WASHINGTON—The Supreme Court temporarily blocked the execution of convicted cop-killer Vernon Madison, whose brain injuries prevent him from remembering the murder, because it was unclear from the record if a lower court considered whether or not his dementia was severe enough to prevent him from understanding why he had been sentenced to death.
Madison, 68, killed Mobile, Alabama, police detective Julius Schulte in 1985 while the officer was mediating a domestic dispute. Madison had multiple debilitating strokes in prison in recent years and is now, among other maladies, blind, lame, and mute, according to his attorney.
The Eighth Amendment’s ban on cruel and unusual punishment may allow executing a prisoner even if he cannot remember committing his crime, but at the same time it may also prohibit executing a prisoner who suffers from dementia or another disorder with the exception of psychotic delusions, according to a decision Justice Elena Kagan read from the bench Feb. 27.
“The sole question on which Madison’s competency depends is whether he can reach a ‘rational understanding’ of why the State wants to execute him,” the majority opinion stated.
But the opinion held that it was unclear from reading the badly drafted decision handed down by the Circuit Court of Alabama, Mobile County, if that court applied the correct legal test.
“The state court’s brief 2018 ruling—which states only that Madison ‘did not prove a substantial threshold showing of insanity’—does not provide any assurance that the court knew a person with dementia, and not psychotic delusions, might receive a stay of execution.”
The vote to require the lower court to reconsider Madison’s petition was 5 to 3. Justice Brett Kavanaugh did not participate in the case.
In his dissent, Justice Samuel Alito accused Madison’s lawyer, Bryan A. Stevenson, of a bait-and-switch. Stevenson “flagrantly flouted” court rules and the “counsel’s trick” was rewarded by the court’s majority that made “a mockery of our Rules.”
Stevenson convinced the court to review his client’s case to decide if the Eighth Amendment prohibits executing someone who can’t remember the crime that put him on death row, he wrote.

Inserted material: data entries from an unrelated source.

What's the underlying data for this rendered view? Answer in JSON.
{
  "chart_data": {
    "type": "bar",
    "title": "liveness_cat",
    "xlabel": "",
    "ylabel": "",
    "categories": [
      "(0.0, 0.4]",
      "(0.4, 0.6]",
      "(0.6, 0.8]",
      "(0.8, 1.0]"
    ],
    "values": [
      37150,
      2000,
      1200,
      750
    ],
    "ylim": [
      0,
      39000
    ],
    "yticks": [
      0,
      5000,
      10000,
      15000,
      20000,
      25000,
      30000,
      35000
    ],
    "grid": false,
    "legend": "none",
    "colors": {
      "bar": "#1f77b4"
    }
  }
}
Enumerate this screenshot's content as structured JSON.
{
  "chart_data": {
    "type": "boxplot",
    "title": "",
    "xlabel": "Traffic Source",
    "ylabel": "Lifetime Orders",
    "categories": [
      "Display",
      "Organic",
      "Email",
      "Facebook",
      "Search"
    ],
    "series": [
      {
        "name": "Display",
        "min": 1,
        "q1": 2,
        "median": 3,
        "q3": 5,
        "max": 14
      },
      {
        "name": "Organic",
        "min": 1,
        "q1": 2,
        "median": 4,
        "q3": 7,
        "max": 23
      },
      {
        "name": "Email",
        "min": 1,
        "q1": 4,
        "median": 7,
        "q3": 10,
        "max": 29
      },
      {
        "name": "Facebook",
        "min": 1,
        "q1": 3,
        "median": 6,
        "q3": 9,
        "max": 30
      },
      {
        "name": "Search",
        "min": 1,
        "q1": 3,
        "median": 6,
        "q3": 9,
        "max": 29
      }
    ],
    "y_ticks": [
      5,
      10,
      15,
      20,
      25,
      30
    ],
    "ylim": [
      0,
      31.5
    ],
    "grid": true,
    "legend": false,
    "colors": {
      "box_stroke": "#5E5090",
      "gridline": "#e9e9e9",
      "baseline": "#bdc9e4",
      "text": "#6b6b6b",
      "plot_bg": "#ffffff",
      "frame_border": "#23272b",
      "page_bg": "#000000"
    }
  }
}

But before the justices in oral arguments on Oct. 2, 2018, Stevenson conceded the argument he had relied on was wrong and switched course, arguing instead, in Alito’s words, that “the state court had rejected petitioner’s claim that he is incompetent to be executed because the court erroneously thought that dementia, as opposed to other mental conditions, cannot provide a basis for such a claim.”
Stevenson is executive director of a left-wing, anti-death-penalty group called the Equal Justice Initiative in Montgomery, Alabama.
Justices Clarence Thomas and Neil Gorsuch joined in the dissenting opinion.